The lymph node station nomenclature according to the Japanese classification. Extent of mediastinal lymphadenectomy. (a) Standard mediastinal lymphadenectomy includes stations below the tracheal bifurcation. (b) Extended mediastinal lymphadenectomy includes standard lymphadenectomy + right paratracheal nodal dissection including those around the right recurrent laryngeal nerve. (c) Total mediastinal lymphadenectomy includes extended lymphadenectomy + left paratracheal area and nodes along the left recurrent laryngeal nerve. Two-field lymphadenectomy includes mediastinal dissection plus nodal dissection around the coeliac axis and three-field dissection includes cervical lymphadenectomy.
The conduit can be placed in the right thoracic cavity (as in after a Lewis–Tanner oesophagectomy) or the neck for cervical oesophagogastrostomy. In the case of a neck anastomosis, three choices of routes of reconstruction exist: posterior mediastinal, retrosternal or subcutaneous.

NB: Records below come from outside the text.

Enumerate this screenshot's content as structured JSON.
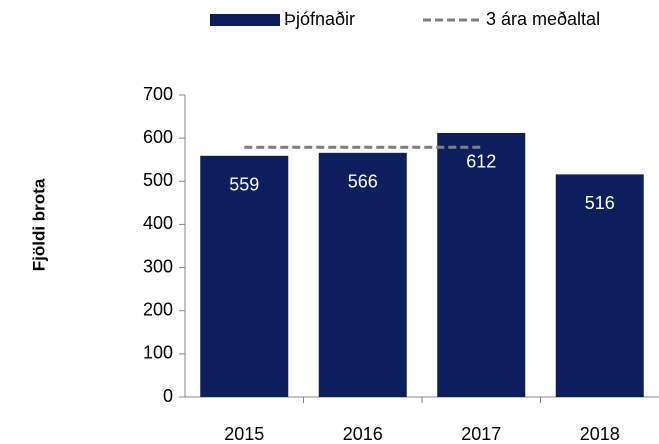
{
  "chart_data": {
    "type": "bar",
    "categories": [
      "2015",
      "2016",
      "2017",
      "2018"
    ],
    "series": [
      {
        "name": "Þjófnaðir",
        "color": "#0c1f5c",
        "values": [
          559,
          566,
          612,
          516
        ],
        "type": "bar"
      },
      {
        "name": "3 ára meðaltal",
        "color": "#7f7f7f",
        "values": [
          579,
          579,
          579,
          null
        ],
        "type": "line",
        "dashed": true
      }
    ],
    "ylabel": "Fjöldi brota",
    "ylim": [
      0,
      700
    ],
    "yticks": [
      0,
      100,
      200,
      300,
      400,
      500,
      600,
      700
    ],
    "legend": "top"
  }
}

A jejunal limb is commonly used for reconstruction after extended total gastrectomy for OGJ tumours. A long jejunal limb is also possible, usually reaching the tracheal bifurcation. For longer loops, microvascular augmentation techniques may be needed (Figure S66.8).
Colonic interposition. (a) Vascular anatomy for a right ileocolonic interposition. The ileocolic artery is divided. The ileocolon is based on the middle colic and right colic arteries (the right colic artery may be sacrificed to gain more length if the ileocolonic segment is not long enough and it is the limiting vessel). (b) Vascular anatomy for a left colonic interposition. The blood supply is based on the ascending branch of the left colic artery; the middle colic artery is divided. The proximal transverse colon is brought up to the neck as an isoperistaltic conduit. (c) Anatomy after a right ileocolonic interposition. The terminal ileum is divided. The caecal end of the ileum is brought up to the neck for oesophagoileal anastomosis. The proximal end of the divided transverse colon (note preservation of the marginal artery by dissection close to the colonic wall) is anastomosed to a loop of jejunum (note the previous total gastrectomy in this patient). An ileocolonic anastomosis completes the bowel continuity. AB, ascending branch of left colic artery; ICA, ileocolic artery; IMA, inferior mesenteric artery; LCA, left colic artery; MA, marginal artery; MCA, middle colic artery; RCA, right colic artery; SMA, superior mesenteric artery.